REGGIO EMILIA Dopo mesi segnati da udienze tecniche, l'aula speciale costruita per il processo Aemilia si è riempita di storie reggiane. Inchieste televisive, conseguenti minacce e intrecci d'affari che hanno tutti un luogo preciso di volti conosciuti. A sfilare sul banco dei testimoni, infatti, sono stati tre giornalisti reggiani. Due minacciati, Sabrina Pignedoli del Resto del Carlino, e Gabriele Franzini di Telereggio (preso di mira da Alfonso Diletto e Gianluigi Sarcone). E una terza, Isabella Trovato, sentita perché partecipante alla cena "dei sospetti"del marzo 2012. Ecco allora che le inchieste fatte dai giornalisti reggiani sono diventate materia incandescente per il processo contro la 'ndrangheta, secondo i racconti riportati ieri da Sabrina Pignedoli del Resto del Carlino, della quale 42 articoli sono stati acquisiti dal tribunale.
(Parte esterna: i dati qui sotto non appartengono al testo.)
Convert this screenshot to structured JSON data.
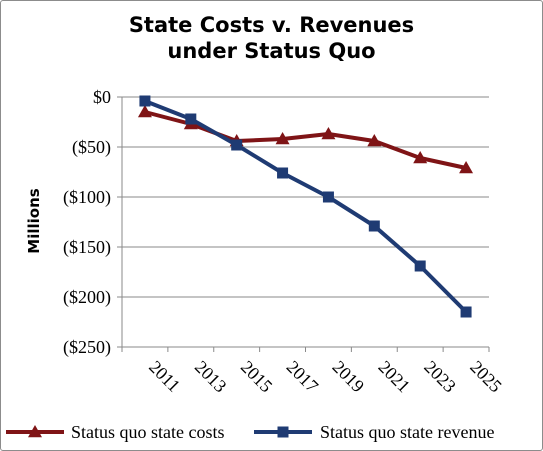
{
  "chart_data": {
    "type": "line",
    "title_lines": [
      "State Costs v. Revenues",
      "under Status Quo"
    ],
    "ylabel": "Millions",
    "xlabel": "",
    "categories": [
      "2011",
      "2013",
      "2015",
      "2017",
      "2019",
      "2021",
      "2023",
      "2025"
    ],
    "ylim": [
      -250,
      0
    ],
    "yticks": [
      0,
      -50,
      -100,
      -150,
      -200,
      -250
    ],
    "ytick_labels": [
      "$0",
      "($50)",
      "($100)",
      "($150)",
      "($200)",
      "($250)"
    ],
    "grid": "horizontal",
    "legend_position": "bottom",
    "series": [
      {
        "name": "Status quo state costs",
        "color": "#7f1416",
        "marker": "triangle",
        "values": [
          -15,
          -27,
          -44,
          -42,
          -37,
          -44,
          -61,
          -71
        ]
      },
      {
        "name": "Status quo state revenue",
        "color": "#1f3b73",
        "marker": "square",
        "values": [
          -4,
          -22,
          -48,
          -76,
          -100,
          -129,
          -169,
          -215
        ]
      }
    ]
  }
}
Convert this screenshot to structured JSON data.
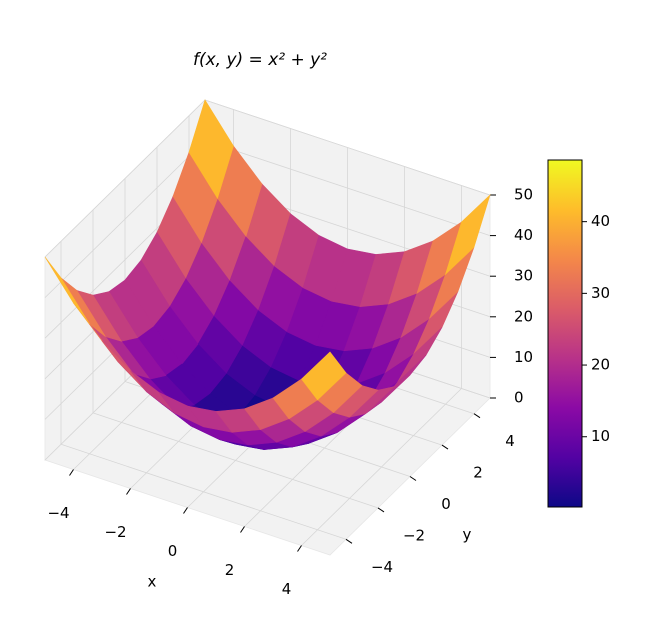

La giornalista, come noto, fu minacciata da Domenico Mesiano, agente di Reggio, ex autista del vecchio questore e ufficio stampa della questura, che disse a Pignedoli: «Mi aveva detto che non dovevo più scrivere dei Muto» ha raccontato la giornalista, ripercorrendo a memoria la telefonata dopo la quale sporse denuncia alla Dda di Bologna perché avvertì una minaccia che, insieme ad altri reati, ha portato Mesiano a una condanna a 8 anni in abbreviato in Aemilia. L'attività giornalistica di Pignedoli culminò con la rivelazione nel maggio del 2012 della notizia che nel marzo dello stesso anno c'era stata la famosa cena dei "sospetti" scoperta dal collega Simone Russo e di altri casi di incendi. Da lì partirono richieste di interviste, una delle quali di Nicolino Sarcone, che si fece accompagnare dal giornalista Marco Gibertini, che disse a Pignedoli: «Sarcone è il capo della cosca di Reggio». (e.l.t.)